Top positive review
26 people found this helpful
A nice book
on 12 July 2010
I quite enjoyed Predictably Irrational, though it wasn't quite what I was expecting. This is a better book, though again in part for unexpected reasons.
First up, it's actually quite a personal book. Part of Ariely's pitch is to remember our humanity, particularly in the face of policymakers who assume we are rational, self-interested maximisers. He draws a bit on his own experiences, in particular the very nasty accident that he suffered as a teenager, to point out where biases kick in and how they affect us. The result is a popular book about behavioural science that has a very human feel to it, and that makes it a nice read.
Secondly, as with Predictably Irrational, Ariely has some genuinely interesting and innovative experiments to talk about. The two most interesting bits of research for me were those about 'pointless' work (for example, how your motivation to build Lego models for pay is affected by seeing them being disassembled while you work) and those about how emotions affect short-term decisions which in turn affect long-term behaviour. In the first case I would say there is something quite useful to learn about motivation, even in respect of basic tasks. In the latter it might just make you think twice about decisions you make.
As always, the drawback in this area is how applicable the experimental evidence is in the real world.

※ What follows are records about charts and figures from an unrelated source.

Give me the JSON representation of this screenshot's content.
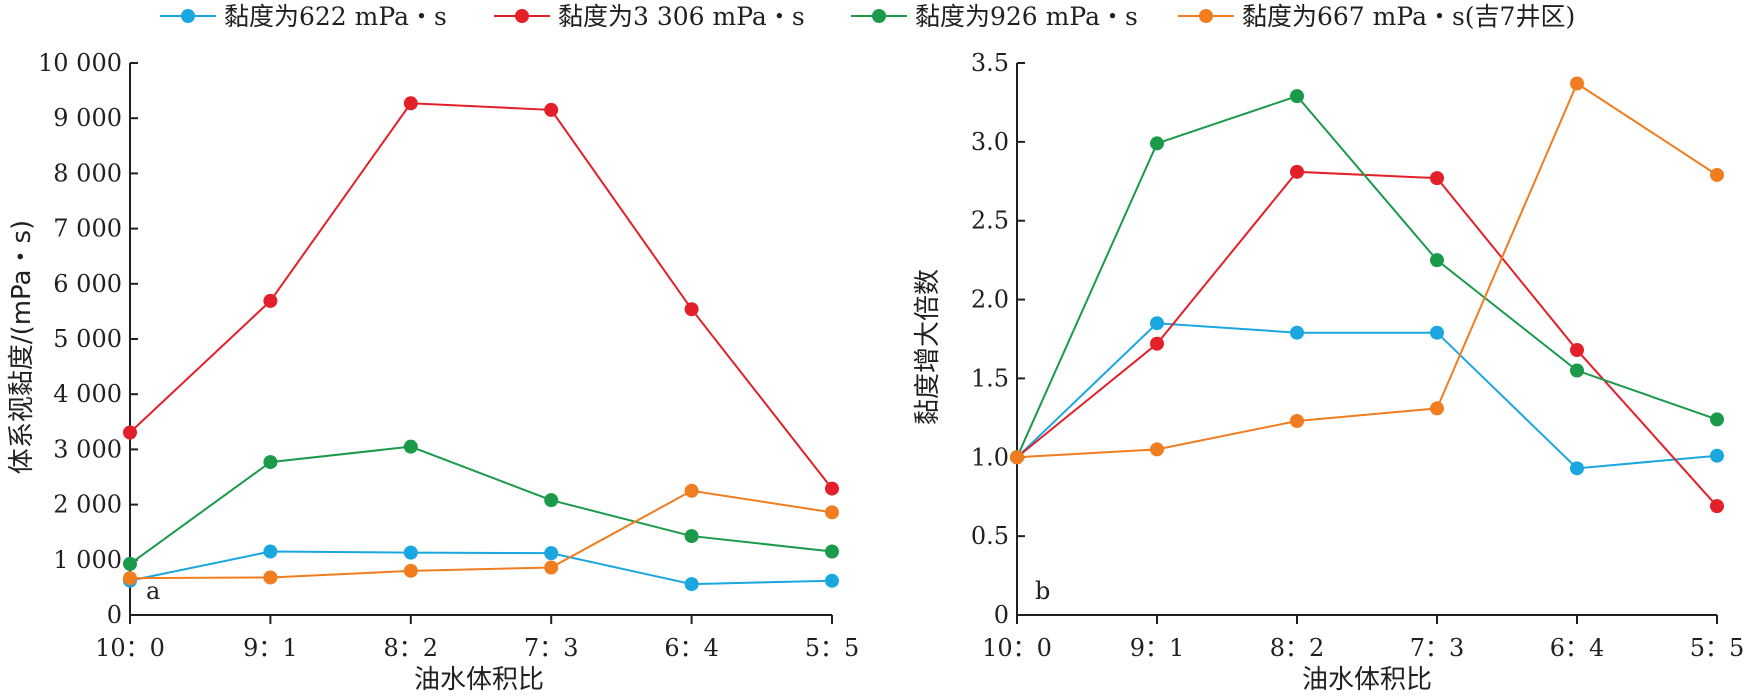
{
  "legend": [
    {
      "label": "黏度为622 mPa・s",
      "color": "#1aa7e0"
    },
    {
      "label": "黏度为3 306 mPa・s",
      "color": "#e3202a"
    },
    {
      "label": "黏度为926 mPa・s",
      "color": "#1a9a4a"
    },
    {
      "label": "黏度为667 mPa・s(吉7井区)",
      "color": "#f07d1f"
    }
  ],
  "chart_data": [
    {
      "type": "line",
      "panel_label": "a",
      "xlabel": "油水体积比",
      "ylabel": "体系视黏度/(mPa・s)",
      "categories": [
        "10：0",
        "9：1",
        "8：2",
        "7：3",
        "6：4",
        "5：5"
      ],
      "ylim": [
        0,
        10000
      ],
      "yticks": [
        0,
        1000,
        2000,
        3000,
        4000,
        5000,
        6000,
        7000,
        8000,
        9000,
        10000
      ],
      "ytick_labels": [
        "0",
        "1 000",
        "2 000",
        "3 000",
        "4 000",
        "5 000",
        "6 000",
        "7 000",
        "8 000",
        "9 000",
        "10 000"
      ],
      "grid": false,
      "series": [
        {
          "name": "黏度为622 mPa・s",
          "color": "#1aa7e0",
          "values": [
            622,
            1150,
            1130,
            1120,
            560,
            620
          ]
        },
        {
          "name": "黏度为3 306 mPa・s",
          "color": "#e3202a",
          "values": [
            3306,
            5690,
            9270,
            9150,
            5540,
            2290
          ]
        },
        {
          "name": "黏度为926 mPa・s",
          "color": "#1a9a4a",
          "values": [
            926,
            2770,
            3050,
            2080,
            1430,
            1150
          ]
        },
        {
          "name": "黏度为667 mPa・s(吉7井区)",
          "color": "#f07d1f",
          "values": [
            667,
            680,
            800,
            860,
            2250,
            1860
          ]
        }
      ]
    },
    {
      "type": "line",
      "panel_label": "b",
      "xlabel": "油水体积比",
      "ylabel": "黏度增大倍数",
      "categories": [
        "10：0",
        "9：1",
        "8：2",
        "7：3",
        "6：4",
        "5：5"
      ],
      "ylim": [
        0,
        3.5
      ],
      "yticks": [
        0,
        0.5,
        1.0,
        1.5,
        2.0,
        2.5,
        3.0,
        3.5
      ],
      "ytick_labels": [
        "0",
        "0.5",
        "1.0",
        "1.5",
        "2.0",
        "2.5",
        "3.0",
        "3.5"
      ],
      "grid": false,
      "series": [
        {
          "name": "黏度为622 mPa・s",
          "color": "#1aa7e0",
          "values": [
            1.0,
            1.85,
            1.79,
            1.79,
            0.93,
            1.01
          ]
        },
        {
          "name": "黏度为3 306 mPa・s",
          "color": "#e3202a",
          "values": [
            1.0,
            1.72,
            2.81,
            2.77,
            1.68,
            0.69
          ]
        },
        {
          "name": "黏度为926 mPa・s",
          "color": "#1a9a4a",
          "values": [
            1.0,
            2.99,
            3.29,
            2.25,
            1.55,
            1.24
          ]
        },
        {
          "name": "黏度为667 mPa・s(吉7井区)",
          "color": "#f07d1f",
          "values": [
            1.0,
            1.05,
            1.23,
            1.31,
            3.37,
            2.79
          ]
        }
      ]
    }
  ]
}
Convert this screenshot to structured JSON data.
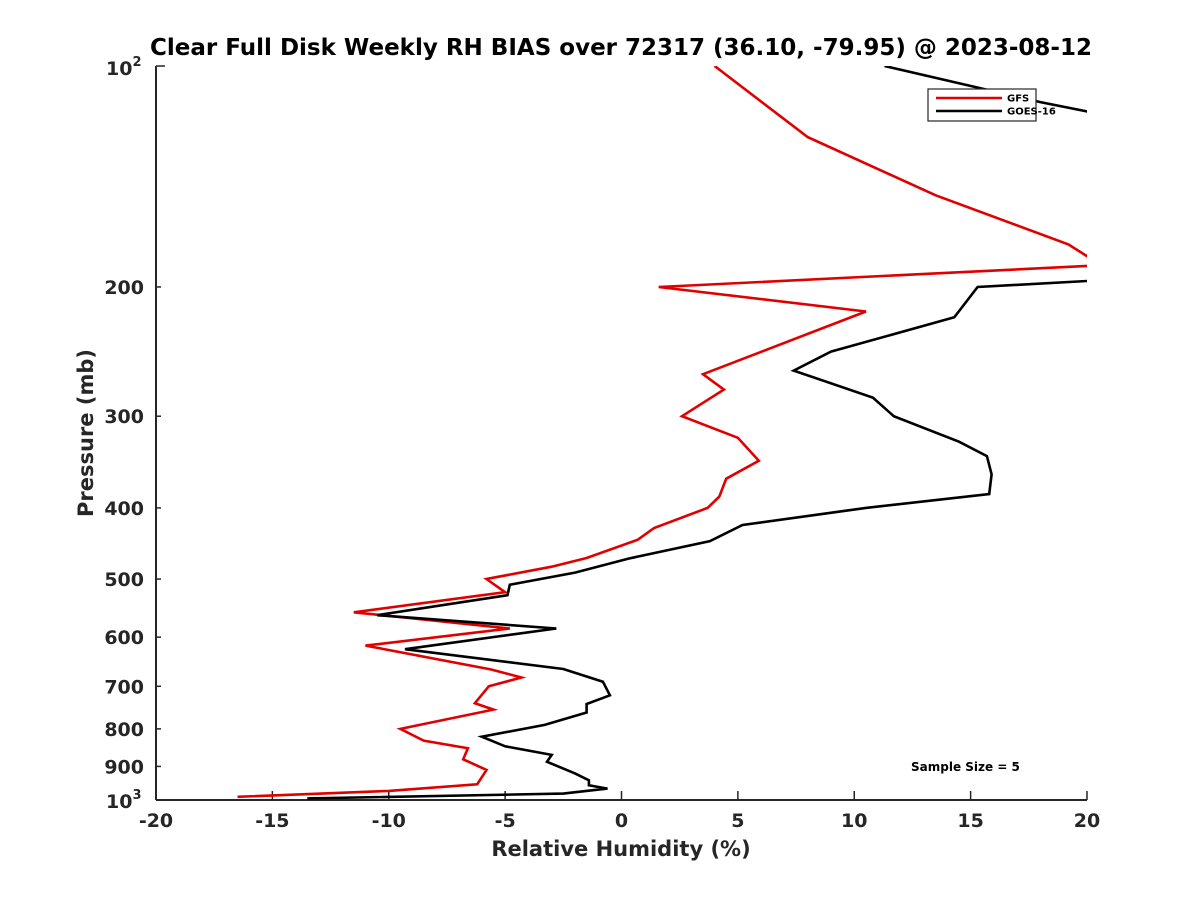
{
  "chart_data": {
    "type": "line",
    "title": "Clear Full Disk Weekly RH BIAS over 72317 (36.10, -79.95) @ 2023-08-12",
    "xlabel": "Relative Humidity (%)",
    "ylabel": "Pressure (mb)",
    "xlim": [
      -20,
      20
    ],
    "ylim": [
      100,
      1000
    ],
    "y_scale": "log",
    "y_reversed": true,
    "grid": false,
    "legend_position": "top-right",
    "x_ticks": [
      -20,
      -15,
      -10,
      -5,
      0,
      5,
      10,
      15,
      20
    ],
    "x_tick_labels": [
      "-20",
      "-15",
      "-10",
      "-5",
      "0",
      "5",
      "10",
      "15",
      "20"
    ],
    "y_ticks": [
      200,
      300,
      400,
      500,
      600,
      700,
      800,
      900
    ],
    "y_tick_labels": [
      "200",
      "300",
      "400",
      "500",
      "600",
      "700",
      "800",
      "900"
    ],
    "y_limit_labels": {
      "top_base": "10",
      "top_exp": "2",
      "bottom_base": "10",
      "bottom_exp": "3"
    },
    "series": [
      {
        "name": "GFS",
        "color": "#e00000",
        "points": [
          [
            4.0,
            100
          ],
          [
            8.0,
            125
          ],
          [
            13.5,
            150
          ],
          [
            19.2,
            175
          ],
          [
            20.4,
            185
          ],
          [
            20.4,
            187
          ],
          [
            1.6,
            200
          ],
          [
            10.5,
            216
          ],
          [
            3.5,
            263
          ],
          [
            4.4,
            276
          ],
          [
            2.6,
            300
          ],
          [
            5.0,
            321
          ],
          [
            5.9,
            345
          ],
          [
            4.5,
            365
          ],
          [
            4.2,
            386
          ],
          [
            3.7,
            400
          ],
          [
            1.4,
            426
          ],
          [
            0.7,
            442
          ],
          [
            -1.5,
            468
          ],
          [
            -3.0,
            481
          ],
          [
            -5.8,
            500
          ],
          [
            -5.0,
            521
          ],
          [
            -11.5,
            555
          ],
          [
            -4.8,
            584
          ],
          [
            -11.0,
            616
          ],
          [
            -5.6,
            664
          ],
          [
            -4.3,
            681
          ],
          [
            -5.7,
            700
          ],
          [
            -6.3,
            738
          ],
          [
            -5.5,
            753
          ],
          [
            -9.5,
            800
          ],
          [
            -8.5,
            830
          ],
          [
            -6.6,
            850
          ],
          [
            -6.8,
            880
          ],
          [
            -5.8,
            910
          ],
          [
            -6.2,
            952
          ],
          [
            -10.0,
            972
          ],
          [
            -16.5,
            990
          ]
        ]
      },
      {
        "name": "GOES-16",
        "color": "#000000",
        "points": [
          [
            11.3,
            100
          ],
          [
            18.0,
            112
          ],
          [
            20.4,
            116
          ],
          [
            20.4,
            196
          ],
          [
            15.3,
            200
          ],
          [
            14.3,
            220
          ],
          [
            9.0,
            245
          ],
          [
            7.4,
            260
          ],
          [
            10.8,
            283
          ],
          [
            11.7,
            300
          ],
          [
            14.5,
            325
          ],
          [
            15.7,
            340
          ],
          [
            15.9,
            360
          ],
          [
            15.8,
            383
          ],
          [
            10.5,
            400
          ],
          [
            5.2,
            422
          ],
          [
            3.8,
            444
          ],
          [
            0.3,
            469
          ],
          [
            -2.0,
            490
          ],
          [
            -4.8,
            509
          ],
          [
            -4.9,
            526
          ],
          [
            -10.5,
            560
          ],
          [
            -2.8,
            584
          ],
          [
            -9.3,
            623
          ],
          [
            -2.5,
            663
          ],
          [
            -0.8,
            690
          ],
          [
            -0.5,
            720
          ],
          [
            -1.5,
            740
          ],
          [
            -1.5,
            760
          ],
          [
            -3.3,
            790
          ],
          [
            -6.0,
            820
          ],
          [
            -5.0,
            845
          ],
          [
            -3.0,
            868
          ],
          [
            -3.2,
            887
          ],
          [
            -2.0,
            920
          ],
          [
            -1.4,
            940
          ],
          [
            -1.4,
            955
          ],
          [
            -0.6,
            965
          ],
          [
            -2.5,
            980
          ],
          [
            -13.5,
            995
          ]
        ]
      }
    ],
    "annotations": [
      "Sample Size = 5"
    ]
  }
}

Though I don't share the view that actually little from behavioural economics experiments holds true elsewhere, we should be alert to the problem. On a similar point, sometimes you do have to query some of the extrapolations made from from fairly specific findings (though I don't share the previous reviewer's scepticism about the research into bonuses - there is a lot more research in this area that points in a similar direction).
Those are minor quibbles though. This is an enjoyable, easy read backed up by interesting research and underpinned by a very personal approach. Given that Ariely's aim is to encourage more human-shaped policy, I'd say his book exemplifies the spirit of his research.